Robbie Robertson fue una leyenda musical y la estrella de un clásico de Martin Scorsese


Robertson también escribió partituras para Scorsese y temía que su amigo lo hubiera traicionado cuando insertó sus bocetos musicales sin terminar directamente en «El color del dinero». Esto era solo motivos de riffs de Robertson en su estudio. Saltaba de instrumento en instrumento y tarareaba melodías. Scorsese sintió que esta áspera palabrería encajaba con la estética arenosa de la película a la perfección, y Robertson estuvo de acuerdo.

El trabajo de Robertson se sincroniza bien con la caída de la aguja de la sala de billar de la película, que mezcla los clásicos del blues de Willie Dixon y BB King con «Werewolves of London» de Warren Zevon. No sé quién seleccionó qué pista, pero apesta a alcohol y malas elecciones. Es una perfección sórdida.

Robertson vivió esa vida al principio de su carrera. Lo escuchó en la radio, lo buscó y nos lo trajo con una inflexión canadiense. No era un buen cantante, y tal vez no era el mejor compañero de banda a nivel personal, pero, maldita sea, era un gran músico y un genio aficionado. Era tanto un maestro como un músico.

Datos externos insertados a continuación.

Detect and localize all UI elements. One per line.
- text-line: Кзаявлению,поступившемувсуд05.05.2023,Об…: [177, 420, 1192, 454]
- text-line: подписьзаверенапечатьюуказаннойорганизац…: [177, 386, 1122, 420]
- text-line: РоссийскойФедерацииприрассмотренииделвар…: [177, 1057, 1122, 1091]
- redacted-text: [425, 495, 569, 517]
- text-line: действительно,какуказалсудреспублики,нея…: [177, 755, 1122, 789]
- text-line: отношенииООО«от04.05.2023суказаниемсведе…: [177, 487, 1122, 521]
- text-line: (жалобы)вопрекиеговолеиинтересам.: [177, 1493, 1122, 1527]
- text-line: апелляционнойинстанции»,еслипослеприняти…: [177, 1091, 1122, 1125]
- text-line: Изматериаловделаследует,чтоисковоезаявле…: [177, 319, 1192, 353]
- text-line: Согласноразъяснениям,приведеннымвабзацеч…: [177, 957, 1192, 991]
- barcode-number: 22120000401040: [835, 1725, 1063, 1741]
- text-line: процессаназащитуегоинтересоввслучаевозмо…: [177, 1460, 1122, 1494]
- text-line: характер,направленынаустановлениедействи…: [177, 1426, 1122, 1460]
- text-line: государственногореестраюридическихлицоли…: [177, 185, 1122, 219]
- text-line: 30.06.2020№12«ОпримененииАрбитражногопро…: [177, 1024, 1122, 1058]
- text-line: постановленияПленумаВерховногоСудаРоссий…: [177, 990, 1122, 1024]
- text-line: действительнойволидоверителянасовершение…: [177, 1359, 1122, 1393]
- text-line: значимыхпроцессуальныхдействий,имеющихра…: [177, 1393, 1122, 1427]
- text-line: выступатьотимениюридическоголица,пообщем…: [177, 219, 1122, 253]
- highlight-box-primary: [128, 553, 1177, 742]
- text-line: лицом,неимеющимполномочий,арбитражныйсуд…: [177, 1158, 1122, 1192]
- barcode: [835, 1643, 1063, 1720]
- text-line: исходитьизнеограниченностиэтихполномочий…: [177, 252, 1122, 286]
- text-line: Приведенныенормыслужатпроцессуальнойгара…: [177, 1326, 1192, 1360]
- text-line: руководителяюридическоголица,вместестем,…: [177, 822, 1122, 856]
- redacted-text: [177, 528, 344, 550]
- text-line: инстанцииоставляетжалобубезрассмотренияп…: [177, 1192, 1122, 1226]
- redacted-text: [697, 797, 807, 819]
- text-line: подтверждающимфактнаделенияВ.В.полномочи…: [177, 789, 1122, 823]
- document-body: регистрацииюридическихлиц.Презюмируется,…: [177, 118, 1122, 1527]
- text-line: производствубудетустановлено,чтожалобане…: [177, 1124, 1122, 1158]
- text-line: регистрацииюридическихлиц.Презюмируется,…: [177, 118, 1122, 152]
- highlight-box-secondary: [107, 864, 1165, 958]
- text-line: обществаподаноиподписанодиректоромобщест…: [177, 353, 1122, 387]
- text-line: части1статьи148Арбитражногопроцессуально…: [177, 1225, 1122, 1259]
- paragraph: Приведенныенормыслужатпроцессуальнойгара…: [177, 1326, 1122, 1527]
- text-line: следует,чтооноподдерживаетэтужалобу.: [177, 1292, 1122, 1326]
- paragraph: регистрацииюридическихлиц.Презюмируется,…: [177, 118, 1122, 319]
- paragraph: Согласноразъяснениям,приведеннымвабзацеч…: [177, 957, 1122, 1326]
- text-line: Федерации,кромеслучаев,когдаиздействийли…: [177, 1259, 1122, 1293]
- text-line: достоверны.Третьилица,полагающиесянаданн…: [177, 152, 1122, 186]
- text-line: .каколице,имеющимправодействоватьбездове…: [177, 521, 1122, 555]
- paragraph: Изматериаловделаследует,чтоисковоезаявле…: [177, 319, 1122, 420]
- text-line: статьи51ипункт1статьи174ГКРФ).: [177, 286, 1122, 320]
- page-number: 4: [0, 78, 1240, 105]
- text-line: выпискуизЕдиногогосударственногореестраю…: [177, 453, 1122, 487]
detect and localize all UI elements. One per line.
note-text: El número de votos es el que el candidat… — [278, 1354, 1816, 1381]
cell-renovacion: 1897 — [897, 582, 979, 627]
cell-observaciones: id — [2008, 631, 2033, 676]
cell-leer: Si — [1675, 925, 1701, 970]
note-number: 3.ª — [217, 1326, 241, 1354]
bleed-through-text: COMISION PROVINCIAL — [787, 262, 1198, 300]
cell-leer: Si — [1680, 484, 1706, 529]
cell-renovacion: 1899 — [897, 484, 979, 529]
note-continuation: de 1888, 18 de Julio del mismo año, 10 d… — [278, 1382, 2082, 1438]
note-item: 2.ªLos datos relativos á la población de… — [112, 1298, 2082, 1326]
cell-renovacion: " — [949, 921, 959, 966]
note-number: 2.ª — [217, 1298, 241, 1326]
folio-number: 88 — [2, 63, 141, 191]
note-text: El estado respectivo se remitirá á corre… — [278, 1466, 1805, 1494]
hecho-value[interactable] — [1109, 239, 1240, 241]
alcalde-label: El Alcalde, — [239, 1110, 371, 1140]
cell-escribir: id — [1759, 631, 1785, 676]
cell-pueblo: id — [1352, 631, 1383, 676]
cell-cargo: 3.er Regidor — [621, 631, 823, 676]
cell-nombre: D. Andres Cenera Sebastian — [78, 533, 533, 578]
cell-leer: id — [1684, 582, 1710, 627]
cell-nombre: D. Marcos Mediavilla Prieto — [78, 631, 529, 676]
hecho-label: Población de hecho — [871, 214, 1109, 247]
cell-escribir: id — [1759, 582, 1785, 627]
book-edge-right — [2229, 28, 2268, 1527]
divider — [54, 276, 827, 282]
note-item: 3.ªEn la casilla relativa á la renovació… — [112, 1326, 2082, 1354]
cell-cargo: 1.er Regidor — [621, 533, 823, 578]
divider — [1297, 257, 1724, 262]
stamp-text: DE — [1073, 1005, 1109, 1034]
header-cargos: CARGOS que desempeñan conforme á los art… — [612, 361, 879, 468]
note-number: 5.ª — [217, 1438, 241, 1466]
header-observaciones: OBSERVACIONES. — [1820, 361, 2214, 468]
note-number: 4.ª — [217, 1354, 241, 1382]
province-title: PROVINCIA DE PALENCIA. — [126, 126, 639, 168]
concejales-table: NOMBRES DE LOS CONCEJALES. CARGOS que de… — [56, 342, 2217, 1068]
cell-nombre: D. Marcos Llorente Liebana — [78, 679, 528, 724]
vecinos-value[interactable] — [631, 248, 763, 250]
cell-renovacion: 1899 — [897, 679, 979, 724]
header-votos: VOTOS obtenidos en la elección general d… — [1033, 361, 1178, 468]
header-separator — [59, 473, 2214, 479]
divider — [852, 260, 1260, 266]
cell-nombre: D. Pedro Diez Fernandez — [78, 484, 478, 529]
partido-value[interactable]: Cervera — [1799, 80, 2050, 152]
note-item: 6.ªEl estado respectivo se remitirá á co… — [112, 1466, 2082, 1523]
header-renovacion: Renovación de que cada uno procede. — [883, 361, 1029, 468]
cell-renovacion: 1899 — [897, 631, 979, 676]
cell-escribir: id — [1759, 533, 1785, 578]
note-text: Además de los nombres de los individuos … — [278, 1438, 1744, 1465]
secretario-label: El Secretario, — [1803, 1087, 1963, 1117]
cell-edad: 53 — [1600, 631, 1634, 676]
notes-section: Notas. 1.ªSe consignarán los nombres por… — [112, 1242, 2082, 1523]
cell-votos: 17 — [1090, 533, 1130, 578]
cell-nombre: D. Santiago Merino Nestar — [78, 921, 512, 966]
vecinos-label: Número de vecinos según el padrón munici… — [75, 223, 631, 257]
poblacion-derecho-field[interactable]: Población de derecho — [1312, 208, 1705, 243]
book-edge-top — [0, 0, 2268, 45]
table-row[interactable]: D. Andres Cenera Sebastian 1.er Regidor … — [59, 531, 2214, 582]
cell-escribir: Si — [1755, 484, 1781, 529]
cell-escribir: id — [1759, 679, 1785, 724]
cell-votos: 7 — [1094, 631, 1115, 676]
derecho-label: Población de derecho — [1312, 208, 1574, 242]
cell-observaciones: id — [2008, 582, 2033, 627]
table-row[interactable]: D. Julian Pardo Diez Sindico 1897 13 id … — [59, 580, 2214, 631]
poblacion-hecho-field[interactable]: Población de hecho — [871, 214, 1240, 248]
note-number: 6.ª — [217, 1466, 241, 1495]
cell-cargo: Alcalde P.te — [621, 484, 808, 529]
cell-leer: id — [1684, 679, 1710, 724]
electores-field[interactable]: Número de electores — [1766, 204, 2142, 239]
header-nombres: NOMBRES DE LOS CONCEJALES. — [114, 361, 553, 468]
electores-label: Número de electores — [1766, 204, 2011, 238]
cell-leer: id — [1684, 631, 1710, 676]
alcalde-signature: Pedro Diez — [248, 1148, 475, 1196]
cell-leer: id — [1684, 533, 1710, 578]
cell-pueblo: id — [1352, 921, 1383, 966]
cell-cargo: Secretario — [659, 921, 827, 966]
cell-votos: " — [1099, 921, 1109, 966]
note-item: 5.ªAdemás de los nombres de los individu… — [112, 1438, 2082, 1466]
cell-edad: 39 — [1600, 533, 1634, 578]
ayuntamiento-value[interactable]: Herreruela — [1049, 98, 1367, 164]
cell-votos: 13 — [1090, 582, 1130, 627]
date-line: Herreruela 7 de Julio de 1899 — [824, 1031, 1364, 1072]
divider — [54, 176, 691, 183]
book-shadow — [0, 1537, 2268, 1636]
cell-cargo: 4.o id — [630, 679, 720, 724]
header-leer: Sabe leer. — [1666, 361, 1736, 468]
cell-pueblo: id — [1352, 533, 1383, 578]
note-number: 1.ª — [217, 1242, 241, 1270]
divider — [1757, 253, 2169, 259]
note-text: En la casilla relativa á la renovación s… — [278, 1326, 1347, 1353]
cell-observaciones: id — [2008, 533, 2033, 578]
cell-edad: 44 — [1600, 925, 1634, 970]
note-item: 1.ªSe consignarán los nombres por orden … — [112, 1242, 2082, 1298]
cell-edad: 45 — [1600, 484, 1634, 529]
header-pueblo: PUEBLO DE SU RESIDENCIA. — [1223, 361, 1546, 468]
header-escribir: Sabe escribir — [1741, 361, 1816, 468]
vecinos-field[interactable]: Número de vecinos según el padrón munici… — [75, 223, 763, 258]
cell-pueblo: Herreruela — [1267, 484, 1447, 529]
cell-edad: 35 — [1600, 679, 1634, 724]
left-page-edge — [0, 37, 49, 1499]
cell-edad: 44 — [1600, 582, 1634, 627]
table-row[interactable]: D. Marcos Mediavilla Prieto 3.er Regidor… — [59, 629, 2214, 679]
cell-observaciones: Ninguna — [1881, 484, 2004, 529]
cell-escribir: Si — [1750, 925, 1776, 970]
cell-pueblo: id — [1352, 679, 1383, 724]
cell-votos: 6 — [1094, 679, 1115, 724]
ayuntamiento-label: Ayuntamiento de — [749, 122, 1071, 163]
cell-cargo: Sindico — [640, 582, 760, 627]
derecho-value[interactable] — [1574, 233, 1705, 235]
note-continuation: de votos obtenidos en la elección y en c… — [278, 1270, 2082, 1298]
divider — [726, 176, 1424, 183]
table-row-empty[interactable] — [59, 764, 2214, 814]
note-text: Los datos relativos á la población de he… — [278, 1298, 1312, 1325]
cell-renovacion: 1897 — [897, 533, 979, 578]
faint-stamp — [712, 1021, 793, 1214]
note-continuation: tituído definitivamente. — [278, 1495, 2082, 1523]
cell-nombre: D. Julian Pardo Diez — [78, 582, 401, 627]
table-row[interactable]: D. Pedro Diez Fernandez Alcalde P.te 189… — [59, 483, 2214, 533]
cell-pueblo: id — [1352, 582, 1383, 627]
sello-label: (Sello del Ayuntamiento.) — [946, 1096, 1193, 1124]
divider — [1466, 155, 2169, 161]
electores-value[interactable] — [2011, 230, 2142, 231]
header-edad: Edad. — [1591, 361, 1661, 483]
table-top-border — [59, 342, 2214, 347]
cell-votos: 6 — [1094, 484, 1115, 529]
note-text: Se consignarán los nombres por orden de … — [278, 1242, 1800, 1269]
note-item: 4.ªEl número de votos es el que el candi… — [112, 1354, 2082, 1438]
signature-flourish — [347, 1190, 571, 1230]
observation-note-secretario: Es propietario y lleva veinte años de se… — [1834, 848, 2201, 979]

Crecí escuchando a The Band y, créeme, no me habría obsesionado con Muddy Waters si no fuera por la indeleble interpretación del bluesman de «Mannish Boy» en «The Last Waltz». Robertson hizo que eso sucediera e inspiró a uno de los más grandes cineastas en la historia del medio para explotar su paleta musical.

Robbie Robertson fue vital. Así que pon «El último vals» esta noche y haz lo que te indicaron al principio de la película: tócala fuerte.